É a negligência do Poder Público e a perpetuação da cultura do estupro que fazem com que o monstro anestesista pratique sem preocupações sua violência sem limites.

Logo após a imprensa noticiar o caso e o assunto ganhar as mídias, o anestesista estuprador ganhou milhares de seguidores nas redes sociais. De 365 seguidores, em poucas horas, o criminoso passou a ter mais de 11 mil. O número só não cresceu ainda mais porque o perfil foi desativado. Outros perfis em seu nome foram criados e, segundo reportagem do jornal Brasil de Fato, há dezenas de páginas com milhares de seguidores defendendo sua liberdade e negando a gravidade de seus atos. Esse tipo de gente, ainda que seja covarde, se mobiliza e nos ataca.
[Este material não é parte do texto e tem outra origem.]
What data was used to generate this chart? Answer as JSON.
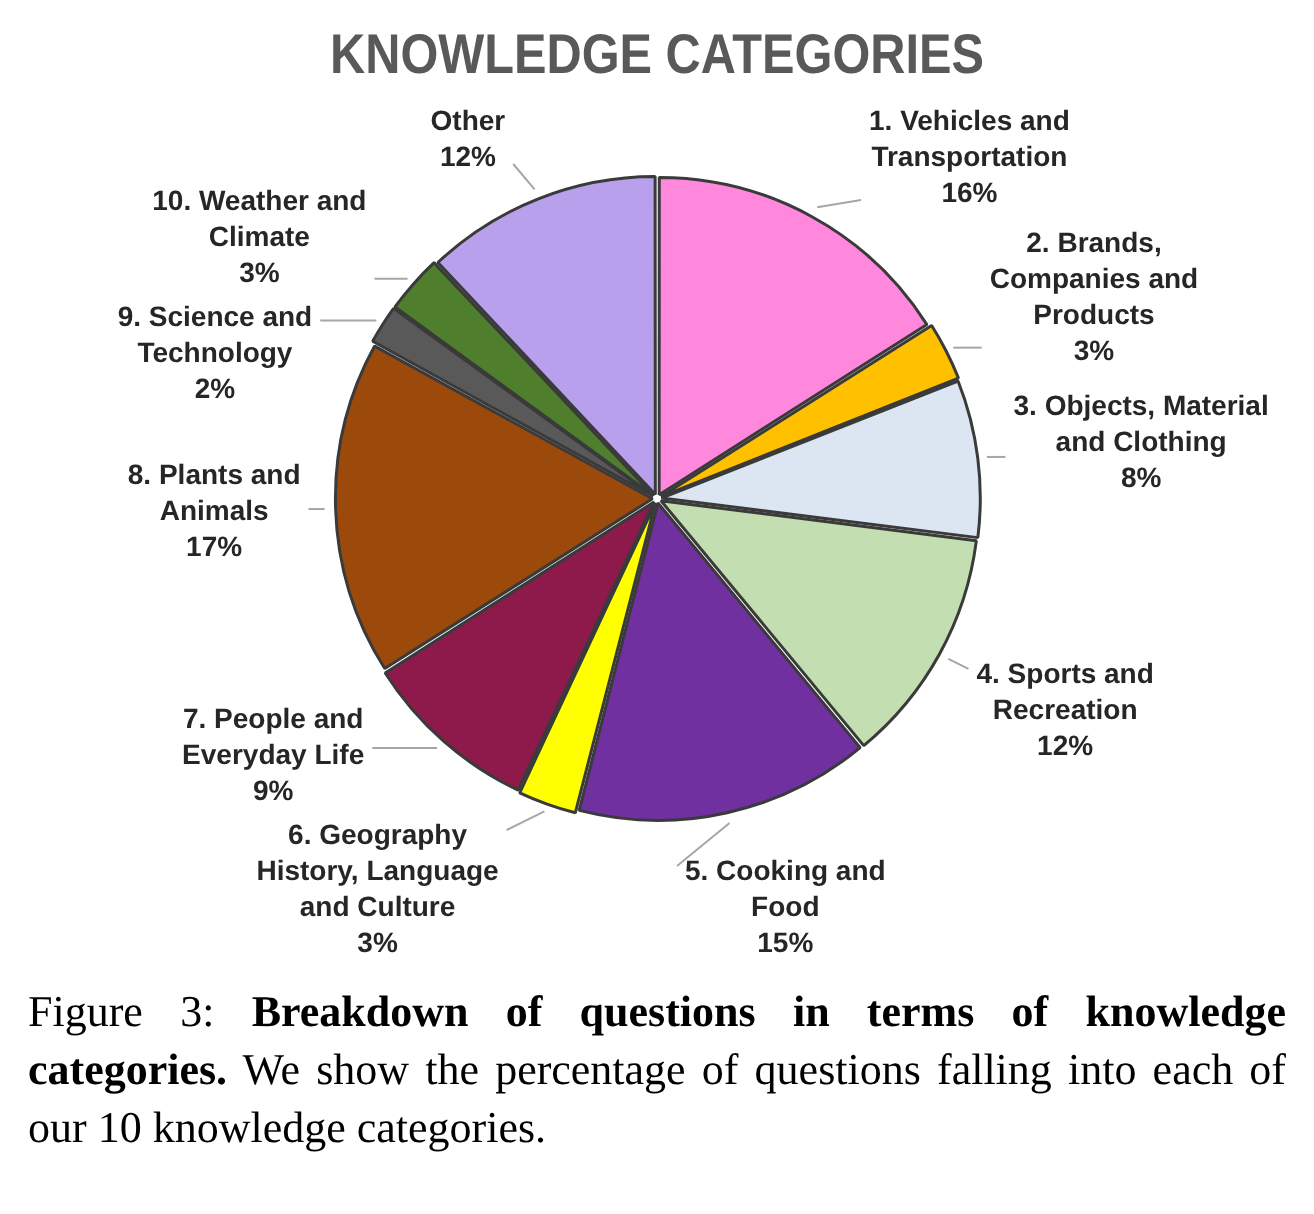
{
  "chart_data": {
    "type": "pie",
    "title": "KNOWLEDGE CATEGORIES",
    "categories": [
      "1. Vehicles and Transportation",
      "2. Brands, Companies and Products",
      "3. Objects, Material and Clothing",
      "4. Sports and Recreation",
      "5. Cooking and Food",
      "6. Geography History, Language and Culture",
      "7. People and Everyday Life",
      "8. Plants and Animals",
      "9. Science and Technology",
      "10. Weather and Climate",
      "Other"
    ],
    "values": [
      16,
      3,
      8,
      12,
      15,
      3,
      9,
      17,
      2,
      3,
      12
    ],
    "colors": [
      "#ff88dd",
      "#ffc000",
      "#dce6f2",
      "#c3deb0",
      "#7030a0",
      "#ffff00",
      "#8e1a4b",
      "#9c4a0c",
      "#595959",
      "#4f7f2c",
      "#b9a0ec"
    ],
    "value_labels": [
      "16%",
      "3%",
      "8%",
      "12%",
      "15%",
      "3%",
      "9%",
      "17%",
      "2%",
      "3%",
      "12%"
    ],
    "legend": false,
    "annotations": [
      "Figure 3:",
      "Breakdown of questions in terms of knowledge categories.",
      "We show the percentage of questions falling into each of our 10 knowledge categories."
    ]
  }
}
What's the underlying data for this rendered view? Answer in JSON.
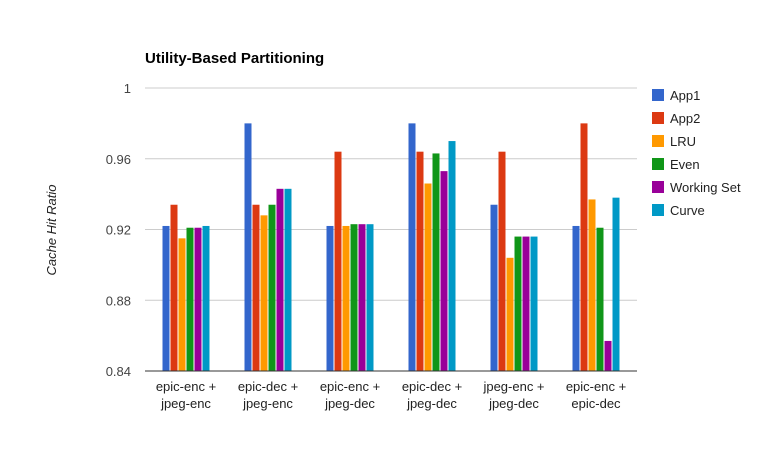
{
  "chart_data": {
    "type": "bar",
    "title": "Utility-Based Partitioning",
    "xlabel": "",
    "ylabel": "Cache Hit Ratio",
    "ylim": [
      0.84,
      1.0
    ],
    "yticks": [
      "1",
      "0.96",
      "0.92",
      "0.88",
      "0.84"
    ],
    "ytick_values": [
      1.0,
      0.96,
      0.92,
      0.88,
      0.84
    ],
    "grid": true,
    "legend_position": "right",
    "categories": [
      [
        "epic-enc +",
        "jpeg-enc"
      ],
      [
        "epic-dec +",
        "jpeg-enc"
      ],
      [
        "epic-enc +",
        "jpeg-dec"
      ],
      [
        "epic-dec +",
        "jpeg-dec"
      ],
      [
        "jpeg-enc +",
        "jpeg-dec"
      ],
      [
        "epic-enc +",
        "epic-dec"
      ]
    ],
    "series": [
      {
        "name": "App1",
        "color": "#3366cc",
        "values": [
          0.922,
          0.98,
          0.922,
          0.98,
          0.934,
          0.922
        ]
      },
      {
        "name": "App2",
        "color": "#dc3912",
        "values": [
          0.934,
          0.934,
          0.964,
          0.964,
          0.964,
          0.98
        ]
      },
      {
        "name": "LRU",
        "color": "#ff9900",
        "values": [
          0.915,
          0.928,
          0.922,
          0.946,
          0.904,
          0.937
        ]
      },
      {
        "name": "Even",
        "color": "#109618",
        "values": [
          0.921,
          0.934,
          0.923,
          0.963,
          0.916,
          0.921
        ]
      },
      {
        "name": "Working Set",
        "color": "#990099",
        "values": [
          0.921,
          0.943,
          0.923,
          0.953,
          0.916,
          0.857
        ]
      },
      {
        "name": "Curve",
        "color": "#0099c6",
        "values": [
          0.922,
          0.943,
          0.923,
          0.97,
          0.916,
          0.938
        ]
      }
    ]
  }
}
A violência do Estado nos obriga a ter que repetir que “criança não é mãe e estuprador não é pai” depois do estupro de uma criança menina de 11 anos e da subsequente violação do seu corpo e da sua integridade pelas instituições ao lhe perseguirem, criminalizarem e punirem negando o direito ao aborto. Nos indignamos com a exposição covarde de uma atriz, vítima de estupro que entregava o bebê à adoção.

Segundo o Fórum Brasileiro de Segurança Pública, em 2021, a cada 10 minutos há um estupro e a cada 7 horas há um feminicídio.
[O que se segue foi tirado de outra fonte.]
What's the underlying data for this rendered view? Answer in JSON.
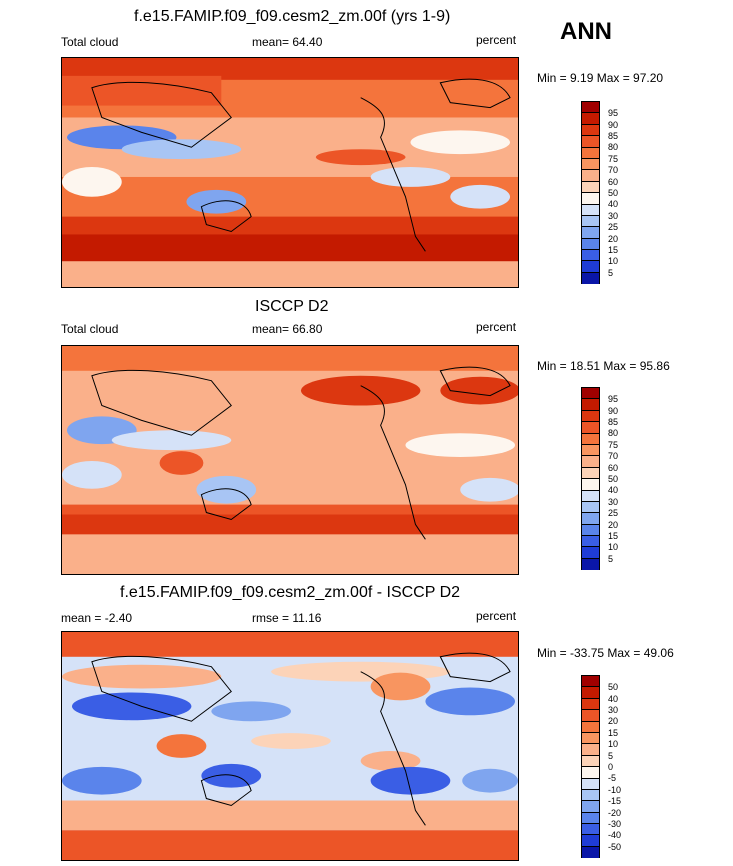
{
  "season": "ANN",
  "panels": [
    {
      "title": "f.e15.FAMIP.f09_f09.cesm2_zm.00f (yrs 1-9)",
      "left_label": "Total cloud",
      "center_label": "mean=  64.40",
      "right_label": "percent",
      "minmax": "Min =   9.19 Max =  97.20",
      "levels": [
        "95",
        "90",
        "85",
        "80",
        "75",
        "70",
        "60",
        "50",
        "40",
        "30",
        "25",
        "20",
        "15",
        "10",
        "5"
      ],
      "colors": [
        "#a00000",
        "#c41a00",
        "#dc3710",
        "#ec5527",
        "#f4743c",
        "#f89560",
        "#fab08a",
        "#fcd3b8",
        "#fdf6ef",
        "#d5e2f8",
        "#a8c5f4",
        "#7fa5ef",
        "#5a84eb",
        "#3a5ee5",
        "#1f3cd6",
        "#0a16a8"
      ]
    },
    {
      "title": "ISCCP D2",
      "left_label": "Total cloud",
      "center_label": "mean=  66.80",
      "right_label": "percent",
      "minmax": "Min =  18.51 Max =  95.86",
      "levels": [
        "95",
        "90",
        "85",
        "80",
        "75",
        "70",
        "60",
        "50",
        "40",
        "30",
        "25",
        "20",
        "15",
        "10",
        "5"
      ],
      "colors": [
        "#a00000",
        "#c41a00",
        "#dc3710",
        "#ec5527",
        "#f4743c",
        "#f89560",
        "#fab08a",
        "#fcd3b8",
        "#fdf6ef",
        "#d5e2f8",
        "#a8c5f4",
        "#7fa5ef",
        "#5a84eb",
        "#3a5ee5",
        "#1f3cd6",
        "#0a16a8"
      ]
    },
    {
      "title": "f.e15.FAMIP.f09_f09.cesm2_zm.00f - ISCCP D2",
      "left_label": "mean =  -2.40",
      "center_label": "rmse =  11.16",
      "right_label": "percent",
      "minmax": "Min = -33.75 Max =  49.06",
      "levels": [
        "50",
        "40",
        "30",
        "20",
        "15",
        "10",
        "5",
        "0",
        "-5",
        "-10",
        "-15",
        "-20",
        "-30",
        "-40",
        "-50"
      ],
      "colors": [
        "#a00000",
        "#c41a00",
        "#dc3710",
        "#ec5527",
        "#f4743c",
        "#f89560",
        "#fab08a",
        "#fcd3b8",
        "#fdf6ef",
        "#d5e2f8",
        "#a8c5f4",
        "#7fa5ef",
        "#5a84eb",
        "#3a5ee5",
        "#1f3cd6",
        "#0a16a8"
      ]
    }
  ]
}
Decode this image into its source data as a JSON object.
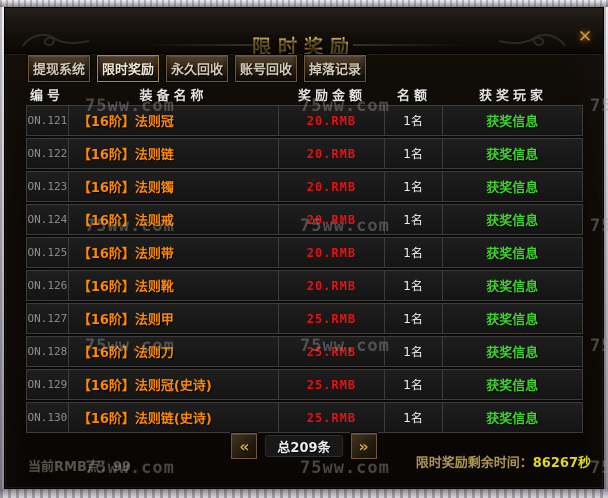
{
  "window": {
    "title": "限时奖励",
    "close_icon": "✕"
  },
  "tabs": [
    {
      "label": "提现系统",
      "active": false
    },
    {
      "label": "限时奖励",
      "active": true
    },
    {
      "label": "永久回收",
      "active": false
    },
    {
      "label": "账号回收",
      "active": false
    },
    {
      "label": "掉落记录",
      "active": false
    }
  ],
  "table": {
    "headers": [
      "编号",
      "装备名称",
      "奖励金额",
      "名额",
      "获奖玩家"
    ],
    "rows": [
      {
        "id": "ON.121",
        "name": "【16阶】法则冠",
        "amount": "20.RMB",
        "quota": "1名",
        "winner": "获奖信息"
      },
      {
        "id": "ON.122",
        "name": "【16阶】法则链",
        "amount": "20.RMB",
        "quota": "1名",
        "winner": "获奖信息"
      },
      {
        "id": "ON.123",
        "name": "【16阶】法则镯",
        "amount": "20.RMB",
        "quota": "1名",
        "winner": "获奖信息"
      },
      {
        "id": "ON.124",
        "name": "【16阶】法则戒",
        "amount": "20.RMB",
        "quota": "1名",
        "winner": "获奖信息"
      },
      {
        "id": "ON.125",
        "name": "【16阶】法则带",
        "amount": "20.RMB",
        "quota": "1名",
        "winner": "获奖信息"
      },
      {
        "id": "ON.126",
        "name": "【16阶】法则靴",
        "amount": "20.RMB",
        "quota": "1名",
        "winner": "获奖信息"
      },
      {
        "id": "ON.127",
        "name": "【16阶】法则甲",
        "amount": "25.RMB",
        "quota": "1名",
        "winner": "获奖信息"
      },
      {
        "id": "ON.128",
        "name": "【16阶】法则刀",
        "amount": "25.RMB",
        "quota": "1名",
        "winner": "获奖信息"
      },
      {
        "id": "ON.129",
        "name": "【16阶】法则冠(史诗)",
        "amount": "25.RMB",
        "quota": "1名",
        "winner": "获奖信息"
      },
      {
        "id": "ON.130",
        "name": "【16阶】法则链(史诗)",
        "amount": "25.RMB",
        "quota": "1名",
        "winner": "获奖信息"
      }
    ]
  },
  "pagination": {
    "prev_icon": "«",
    "total_label": "总209条",
    "next_icon": "»"
  },
  "footer": {
    "rmb_points": "当前RMB点：99",
    "timer_label": "限时奖励剩余时间：",
    "timer_value": "86267秒"
  },
  "watermark": {
    "text": "75ww.com"
  },
  "colors": {
    "title_gold": "#d8ab3e",
    "name_orange": "#ff8a00",
    "amount_red": "#e31212",
    "winner_green": "#3ed42c",
    "timer_yellow": "#ddd927",
    "tab_border_bronze": "#6f5a37"
  }
}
Para além da violência machista, a lista de situações escandalosas que acontecem por aqui e que chocam o mundo não para de crescer. Marcelo Arruda é covardemente assassinado enquanto celebra seu aniversário. Seguimos perguntando quem mandou matar Bruno Pereira e Dom Phillips? Genivaldo, homem negro e doente, foi torturado pela polícia numa câmara de gás improvisada no porta malas da viatura. Moïse Kabagambe, congolês de 24 anos, foi amarrado e espancado até a morte no RJ por cobrar que lhe pagassem o dinheiro atrasado de seu trabalho.

Não é possível seguir lamentando a barbárie a cada dia e contrapor a tragédia atual às ilusões semeadas pela disputa eleitoral. É preciso transformar nossa dor e revolta em organização e luta! Vamos às ruas exigir justiça e garantir nossos direitos!